The ESCAPE Hettrick-Bowyer telescope comprises a grazing-incidence mirror that focus ultraviolet light through a spectral filter, where a secondary mirror module directs light to a set of grazing-incidence gratings and a set of normal-incidence gratings that disperse light as spectra onto the microchannel plate detector. This ultimately results in spectra ranging from 80 Å to 825 Å (EUV) and from 1280 Å to 1650 Å (FUV) with 1 Å resolution.
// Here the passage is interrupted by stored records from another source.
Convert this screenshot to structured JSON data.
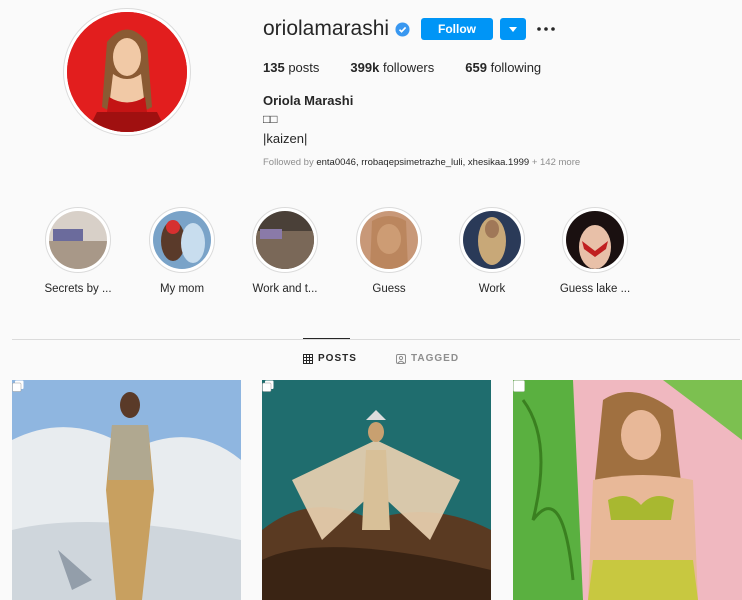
{
  "profile": {
    "username": "oriolamarashi",
    "follow_label": "Follow",
    "stats": [
      {
        "value": "135",
        "label": "posts"
      },
      {
        "value": "399k",
        "label": "followers"
      },
      {
        "value": "659",
        "label": "following"
      }
    ],
    "full_name": "Oriola Marashi",
    "bio_line1": "□□",
    "bio_line2": "|kaizen|",
    "followed_by_prefix": "Followed by ",
    "followed_by_names": "enta0046, rrobaqepsimetrazhe_luli, xhesikaa.1999",
    "followed_by_more": " + 142 more"
  },
  "highlights": [
    {
      "label": "Secrets by ..."
    },
    {
      "label": "My mom"
    },
    {
      "label": "Work and t..."
    },
    {
      "label": "Guess"
    },
    {
      "label": "Work"
    },
    {
      "label": "Guess lake ..."
    }
  ],
  "tabs": {
    "posts": "POSTS",
    "tagged": "TAGGED"
  },
  "colors": {
    "accent": "#0095f6",
    "avatar_bg": "#e21e1e",
    "text": "#262626",
    "muted": "#8e8e8e"
  }
}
Once downlinked and processed, these measurements will be accessible on Mikulski Archive for Space Telescopes (MAST).

==Construction==

ESCAPE is being designed and built by several institutions, led by Principal Investigator Kevin France at the Laboratory for Atmospheric and Space Physics (LASP), a research institute at University of Colorado Boulder.
- LASP is responsible for the overall project, instrument design, instrument integration, mission operations, and science data processing.
- Ball Aerospace provides the spacecraft bus, integrates it with the telescope, and performs spacecraft level environmental testing.
- Marshall Space Flight Center and Smithsonian Astrophysical Observatory jointly manufacture, assembles, and align the concentric, grazing incidence mirrors optimized for ESCAPE's observing bandpass.
- Pennsylvania State University provides the custom gratings that disperse incoming light into spectra.
- University of California Berkeley provides the specialized detector.